What of the ‘welfare’ sectors which would directly impact the masses? We had a deep recession with GDP dipping by 24 percent in the first quarter of the current financial year following the covid crisis. Let us remind ourselves this came on top of an ongoing growth ‘slowdown’ and historically high unemployment rates. Consider the situation of the job losses and small business losses and the mass distress that it has brought. But the government seemed to be insensitive to all this and in its self-congratulatory mode has not only pandered to the corporates but made cuts in allocation to vital sectors. The migrant crisis showed the deep malaise in our economy and the poverty of the masses. To cope with massive unemployment following the lockdown crisis MNREGA allocations were increased to the tune of Rs. 1,11,500 crores in 2020-21 but it has been cut by a massive 34 percent to Rs. 73,000 crores in this budget! This when the economy is still in negative territory as far as growth is concerned and even growth would not lead to automatic restoration of jobs to the desired extent. Covid warriors like ASHA workers and others who bore a major responsibility in mitigating the crisis have not been compensated by increases in their entitlements. In fact the lack of entitlements in the budget has been widely praised as being bold and not populist! This is the abysmal level of callousness to which our economists and mainstream media have fallen! Education has been a big casualty in covid times with primary education being hit badly but allocation have been cut from Rs.99, 311 crores in 2020-21 to Rs.93,224 crores in this budget. In a year of farmers protests and distress’ allocation for PM Kisan has dropped from Rs.75,000 crores to Rs. 65,000 crores. That would mean reduced income support for farmers. Only the MUDRA scheme for micro businesses has seen an increase. Even MUDRA is slated to burden the balance sheet of banks with non-performing assets. This is how our economy is working, small business viability is at such a low level. The covid crisis revealed the state of our workers and informal workers in particular who had no savings to tide over even the period of the lockdown. The covid crisis has increased absolute poverty levels but the budget has no proposal to combat it except “growth” and the discredited “trickle down effect” of growth.

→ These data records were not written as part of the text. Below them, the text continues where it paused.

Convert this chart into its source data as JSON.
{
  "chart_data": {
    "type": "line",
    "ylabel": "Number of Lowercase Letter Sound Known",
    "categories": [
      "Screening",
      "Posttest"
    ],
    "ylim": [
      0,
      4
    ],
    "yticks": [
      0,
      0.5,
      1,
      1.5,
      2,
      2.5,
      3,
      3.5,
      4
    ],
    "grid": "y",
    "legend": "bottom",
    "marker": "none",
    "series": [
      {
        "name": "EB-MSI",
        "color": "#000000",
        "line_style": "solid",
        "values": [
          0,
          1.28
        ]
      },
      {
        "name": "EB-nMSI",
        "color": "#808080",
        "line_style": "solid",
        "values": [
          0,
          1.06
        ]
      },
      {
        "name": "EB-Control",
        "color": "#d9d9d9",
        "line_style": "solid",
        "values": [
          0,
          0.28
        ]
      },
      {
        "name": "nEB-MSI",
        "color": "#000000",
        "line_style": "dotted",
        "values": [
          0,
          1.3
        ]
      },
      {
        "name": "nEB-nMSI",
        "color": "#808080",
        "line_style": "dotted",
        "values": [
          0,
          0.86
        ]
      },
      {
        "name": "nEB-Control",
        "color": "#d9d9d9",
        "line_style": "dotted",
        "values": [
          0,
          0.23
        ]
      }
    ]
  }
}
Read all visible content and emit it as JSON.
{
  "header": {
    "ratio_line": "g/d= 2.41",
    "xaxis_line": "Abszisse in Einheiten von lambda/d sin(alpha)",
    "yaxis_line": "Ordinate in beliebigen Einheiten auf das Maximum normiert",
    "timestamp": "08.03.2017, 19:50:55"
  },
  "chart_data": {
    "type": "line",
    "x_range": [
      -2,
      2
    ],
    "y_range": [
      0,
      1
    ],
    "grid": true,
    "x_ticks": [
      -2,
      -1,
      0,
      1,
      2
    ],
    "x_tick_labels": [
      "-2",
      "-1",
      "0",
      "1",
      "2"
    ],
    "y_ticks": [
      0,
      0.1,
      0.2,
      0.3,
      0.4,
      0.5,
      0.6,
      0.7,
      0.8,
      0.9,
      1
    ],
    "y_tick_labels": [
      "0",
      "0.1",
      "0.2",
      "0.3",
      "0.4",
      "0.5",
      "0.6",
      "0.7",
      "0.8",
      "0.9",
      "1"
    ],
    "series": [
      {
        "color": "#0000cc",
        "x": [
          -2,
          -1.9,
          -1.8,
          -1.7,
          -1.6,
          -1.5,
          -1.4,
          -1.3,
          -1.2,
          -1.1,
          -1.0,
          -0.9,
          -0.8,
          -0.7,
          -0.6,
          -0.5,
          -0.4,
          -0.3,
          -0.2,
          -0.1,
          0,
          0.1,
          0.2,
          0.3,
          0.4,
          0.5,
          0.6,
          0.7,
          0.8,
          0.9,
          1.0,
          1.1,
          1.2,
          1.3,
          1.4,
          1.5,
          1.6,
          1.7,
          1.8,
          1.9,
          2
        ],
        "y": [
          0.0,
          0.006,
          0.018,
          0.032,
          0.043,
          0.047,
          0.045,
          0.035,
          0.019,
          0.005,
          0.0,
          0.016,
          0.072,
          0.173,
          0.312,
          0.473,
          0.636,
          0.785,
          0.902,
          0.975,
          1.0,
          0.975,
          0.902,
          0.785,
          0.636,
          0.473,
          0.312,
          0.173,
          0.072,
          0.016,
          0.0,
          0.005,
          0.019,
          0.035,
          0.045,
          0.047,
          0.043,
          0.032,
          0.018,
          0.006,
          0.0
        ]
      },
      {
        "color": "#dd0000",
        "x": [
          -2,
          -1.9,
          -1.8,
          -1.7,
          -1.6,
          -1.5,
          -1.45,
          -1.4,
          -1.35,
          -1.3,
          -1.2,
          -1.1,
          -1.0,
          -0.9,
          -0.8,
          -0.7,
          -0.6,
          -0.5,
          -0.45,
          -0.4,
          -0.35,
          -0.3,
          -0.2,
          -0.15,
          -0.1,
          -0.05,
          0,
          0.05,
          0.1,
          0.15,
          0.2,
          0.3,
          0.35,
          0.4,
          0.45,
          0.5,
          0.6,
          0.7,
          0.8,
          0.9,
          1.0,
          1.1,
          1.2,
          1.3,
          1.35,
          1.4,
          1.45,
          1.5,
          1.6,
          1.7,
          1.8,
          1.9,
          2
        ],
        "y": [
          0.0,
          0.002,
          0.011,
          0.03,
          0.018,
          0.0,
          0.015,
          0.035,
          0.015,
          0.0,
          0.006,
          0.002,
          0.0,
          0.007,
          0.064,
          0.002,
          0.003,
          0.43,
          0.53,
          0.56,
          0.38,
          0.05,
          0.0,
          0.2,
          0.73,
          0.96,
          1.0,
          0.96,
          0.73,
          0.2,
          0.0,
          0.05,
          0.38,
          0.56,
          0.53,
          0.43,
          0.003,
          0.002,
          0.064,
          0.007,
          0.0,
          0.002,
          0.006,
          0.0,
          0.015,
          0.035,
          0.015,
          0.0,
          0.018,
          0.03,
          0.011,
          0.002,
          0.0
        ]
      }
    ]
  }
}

The budget has highlighted the massive increase in the health budget, an increase of 137 percent! This is again misleading as the main allocation on health and family welfare has increased by only 9.62 percent only. Further government health schemes are insurance based and such schemes are costly with poor outcomes. As far as epidemic control is concerned it is of little help. Public health schemes and public health infrastructure ought to be given a boost but experts hold that the allocation is measly as it is spread over six years. The covid crisis revealed the abysmal health infrastructure in our country and showed that the private sector is not to be trusted in such situations at all. Yet the realisation does not seem to have dawned upon the government wedded as it is to neo-liberal economics of privatisation and liberalisation. It is a budget which has revealed the class divide as never before with the government abdicating its responsibility to the people, the toiling masses and has shown the temerity to bypass all popular concerns in favour of the corporates. Yes, plutocracy has trumped democracy.